What Venom & Vow may lack in terms of world-explanation, it makes up for with a fast pace that keeps you turning the pages and an enemies-to-lovers romance you can’t help but fall in love with. All in all, I think this book has the potential to make lovers of the YA fantasy genre very happy this summer.
If you’re a fan of enemies-to-lovers, fast-paced fantasies with authentic queer representation and the mistaken identity trope, then Venom & Vow is the book for you!
Venom & Vow is available from Amazon, Barnes & Noble, and other good book retailers, like your local bookstore, as of May 16th.
Will you be picking up Venom & Vow? Tell us in the comments below!
Synopsis | Goodreads
Two enemy kingdoms are forced to work together to break a curse in this lush YA fantasy, featuring a transgender prince and a bigender dama/assassin in the lead roles.
Keep your enemy closer.
Cade McKenna is a transgender prince who’s doubling for his brother.
Valencia Palafox is a young dama attending the future queen of Eliana.
Gael Palma is the infamous boy assassin Cade has vowed to protect.
Patrick McKenna is the reluctant heir to a kingdom, and the prince Gael has vowed to destroy.
Cade doesn’t know that Gael and Valencia are the same person.
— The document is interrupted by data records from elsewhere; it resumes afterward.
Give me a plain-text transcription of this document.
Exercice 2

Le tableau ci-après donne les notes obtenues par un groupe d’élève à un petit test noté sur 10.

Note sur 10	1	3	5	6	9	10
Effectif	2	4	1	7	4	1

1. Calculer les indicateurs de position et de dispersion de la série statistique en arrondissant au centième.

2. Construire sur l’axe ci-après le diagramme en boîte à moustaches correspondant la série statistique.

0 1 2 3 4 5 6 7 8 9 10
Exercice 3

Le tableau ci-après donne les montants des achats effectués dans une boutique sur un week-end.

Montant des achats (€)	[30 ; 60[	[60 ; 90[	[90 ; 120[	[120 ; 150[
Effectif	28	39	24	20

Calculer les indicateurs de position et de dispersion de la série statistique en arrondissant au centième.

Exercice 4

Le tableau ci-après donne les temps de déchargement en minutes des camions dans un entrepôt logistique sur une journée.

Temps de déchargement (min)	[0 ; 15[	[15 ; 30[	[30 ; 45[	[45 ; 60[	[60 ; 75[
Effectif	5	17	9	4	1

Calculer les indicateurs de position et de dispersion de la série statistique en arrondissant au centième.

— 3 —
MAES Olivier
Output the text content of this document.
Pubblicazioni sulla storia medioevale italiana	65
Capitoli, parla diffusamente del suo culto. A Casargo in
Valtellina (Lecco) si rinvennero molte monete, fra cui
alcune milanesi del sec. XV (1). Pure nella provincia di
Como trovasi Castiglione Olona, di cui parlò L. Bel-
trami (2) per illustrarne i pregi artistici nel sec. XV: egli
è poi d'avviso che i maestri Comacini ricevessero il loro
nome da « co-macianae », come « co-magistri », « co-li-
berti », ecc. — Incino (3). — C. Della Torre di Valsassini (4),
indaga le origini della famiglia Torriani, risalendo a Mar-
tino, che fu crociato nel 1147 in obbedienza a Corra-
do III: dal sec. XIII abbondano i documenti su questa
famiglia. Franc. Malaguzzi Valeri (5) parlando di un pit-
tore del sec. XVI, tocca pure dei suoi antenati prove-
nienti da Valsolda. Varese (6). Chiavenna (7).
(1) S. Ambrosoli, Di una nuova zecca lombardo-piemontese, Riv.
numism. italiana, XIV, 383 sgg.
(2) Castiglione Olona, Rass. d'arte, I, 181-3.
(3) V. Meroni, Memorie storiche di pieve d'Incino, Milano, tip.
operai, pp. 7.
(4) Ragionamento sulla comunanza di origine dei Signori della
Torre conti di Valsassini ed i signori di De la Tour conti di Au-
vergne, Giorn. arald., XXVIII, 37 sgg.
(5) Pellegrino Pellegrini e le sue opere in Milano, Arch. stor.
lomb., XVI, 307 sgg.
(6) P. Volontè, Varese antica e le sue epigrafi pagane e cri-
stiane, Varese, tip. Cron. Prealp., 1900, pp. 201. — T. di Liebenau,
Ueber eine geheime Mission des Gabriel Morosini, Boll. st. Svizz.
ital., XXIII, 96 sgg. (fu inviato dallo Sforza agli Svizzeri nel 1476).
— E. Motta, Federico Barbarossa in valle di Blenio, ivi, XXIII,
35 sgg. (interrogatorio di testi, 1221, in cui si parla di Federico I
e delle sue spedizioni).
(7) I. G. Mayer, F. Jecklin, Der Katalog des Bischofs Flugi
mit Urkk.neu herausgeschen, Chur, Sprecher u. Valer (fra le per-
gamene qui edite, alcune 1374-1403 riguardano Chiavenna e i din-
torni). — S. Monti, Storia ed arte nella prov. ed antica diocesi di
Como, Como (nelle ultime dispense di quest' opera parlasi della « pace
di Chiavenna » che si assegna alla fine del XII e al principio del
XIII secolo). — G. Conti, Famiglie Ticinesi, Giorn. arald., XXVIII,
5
Valencia doesn’t know that every time she thinks she’s fighting Patrick, she’s fighting Cade.
And when Cade and Valencia blame each other for a devastating enchantment that takes both their families, neither of them realizes that they have far more dangerous enemies.
Cowritten by married writing team Anna-Marie and Elliott McLemore, Venom & Vow is a lush and powerful YA novel about owning your power and becoming who you really are – no matter the cost.